Die Frage, ob eine konservative Haltung theoriefähig sei, wird oft verneint. Konservative wie Nichtkonservative stimmen überwiegend darin überein, daß Konservatismus Verzicht auf Theorie bedeute. Polemische Autoren gehen sogar so weit zu behaupten, daß es nicht einmal konservative Intellektuelle geben könne, da Konservatismus notwendig irrational sei Eine konservative Zielsetzung, so heißt es, sei „mit einer rationalen Einsicht in den Geschichtsprozeß nicht in Einklang zu bringen", der Konservative „führt Analysen nicht radikal zu Ende, fragt nicht nach der Legitimität von Voraussetzungen; weil er seine Argumentation vorschnell beenden muß, ist seine ultima ratio die Gewalt, die Diktatur" Er „verpaßt die Erkenntnis der historischen Prozeßhaftigkeit" und verkörpert den „Sieg des Gemütes über den Geist" Ein dem Konservatismus mit Sympathie gegenüberstehender Autor wie Gustav E. Kafka pflichtet diesen Feststellungen weitgehend bei, wenn er ausführt': „Während die progessistische Politik eine progressistische Theorie voraussetzt, weil sie auf die Verwirklichung einer angeblich vernünftigen und naturgesetzlichen idealen Ordnung abzielt, bedarf konservative Politik eigentlich keiner konservativen Theorie, denn der Konservatismus kann kein perfektionistisches Bild einer zukünftigen Gesellschaft entwerfen, nach dem die konkrete Wirklichkeit gestaltet werden müßte."

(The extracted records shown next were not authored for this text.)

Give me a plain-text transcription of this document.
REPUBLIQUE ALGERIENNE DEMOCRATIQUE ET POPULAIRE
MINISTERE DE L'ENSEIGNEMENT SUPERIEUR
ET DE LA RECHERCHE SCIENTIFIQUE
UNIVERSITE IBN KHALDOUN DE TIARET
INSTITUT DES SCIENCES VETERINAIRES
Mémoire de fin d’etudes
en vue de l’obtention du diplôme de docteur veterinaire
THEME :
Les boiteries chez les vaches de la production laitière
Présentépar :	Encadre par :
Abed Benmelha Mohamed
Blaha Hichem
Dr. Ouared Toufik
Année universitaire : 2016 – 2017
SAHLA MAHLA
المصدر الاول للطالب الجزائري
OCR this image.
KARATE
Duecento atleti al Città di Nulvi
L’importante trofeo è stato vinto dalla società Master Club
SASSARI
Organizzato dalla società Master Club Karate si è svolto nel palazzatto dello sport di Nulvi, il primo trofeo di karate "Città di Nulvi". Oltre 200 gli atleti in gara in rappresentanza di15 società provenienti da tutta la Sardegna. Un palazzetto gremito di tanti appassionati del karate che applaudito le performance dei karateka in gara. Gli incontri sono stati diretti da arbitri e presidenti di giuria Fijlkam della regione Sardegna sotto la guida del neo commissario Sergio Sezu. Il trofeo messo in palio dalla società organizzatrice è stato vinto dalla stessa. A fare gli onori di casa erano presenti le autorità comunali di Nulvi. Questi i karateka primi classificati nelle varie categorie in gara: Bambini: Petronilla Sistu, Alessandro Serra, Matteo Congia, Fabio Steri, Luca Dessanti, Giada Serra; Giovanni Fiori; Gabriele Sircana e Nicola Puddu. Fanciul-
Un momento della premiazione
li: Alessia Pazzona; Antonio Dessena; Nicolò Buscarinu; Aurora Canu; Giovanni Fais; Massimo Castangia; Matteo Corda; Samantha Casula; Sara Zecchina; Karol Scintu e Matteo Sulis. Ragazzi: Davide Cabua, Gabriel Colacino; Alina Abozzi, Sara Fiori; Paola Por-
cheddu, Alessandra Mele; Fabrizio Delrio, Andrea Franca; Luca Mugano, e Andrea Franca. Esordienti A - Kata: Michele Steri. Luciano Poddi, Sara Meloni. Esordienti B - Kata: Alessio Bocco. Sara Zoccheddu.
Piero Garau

Diesen Aussagen, die die Möglichkeit einer konservativen Theorie leugnen, liegt, wie sich unschwer zeigen läßt, ein verengter, an einseitig ausgewählten historischen Beispielen sich orientierender Konservatismus-Begriff zugrunde. Sie gehen überdies von einem Theorie-Verständnis aus, das sich überwiegend am Paradigma progressiver oder „linker" Theorie, insbesondere der Marxschen Interpretation von Gesellschaft und Geschichte, ausrichtet. Konservatismus und Theorie werden so definiert, daß sich die These von der Unmöglichkeit einer konservativen Theorie von selbst ergibt. Es handelt sich um ein analytisches Urteil, in dem das Prädikat B im Begriff A bereits enthalten ist. Der Satz, daß Konservatismus theorielos oder gar theorie-unfähig sei, erläutert dann lediglich die bereits festgelegte Bedeutung des Wortes „Kon-servatismus", ohne eine historische oder sonstige Auskunft zu liefern. Es handelt sich also um eine Definition, nicht um Information.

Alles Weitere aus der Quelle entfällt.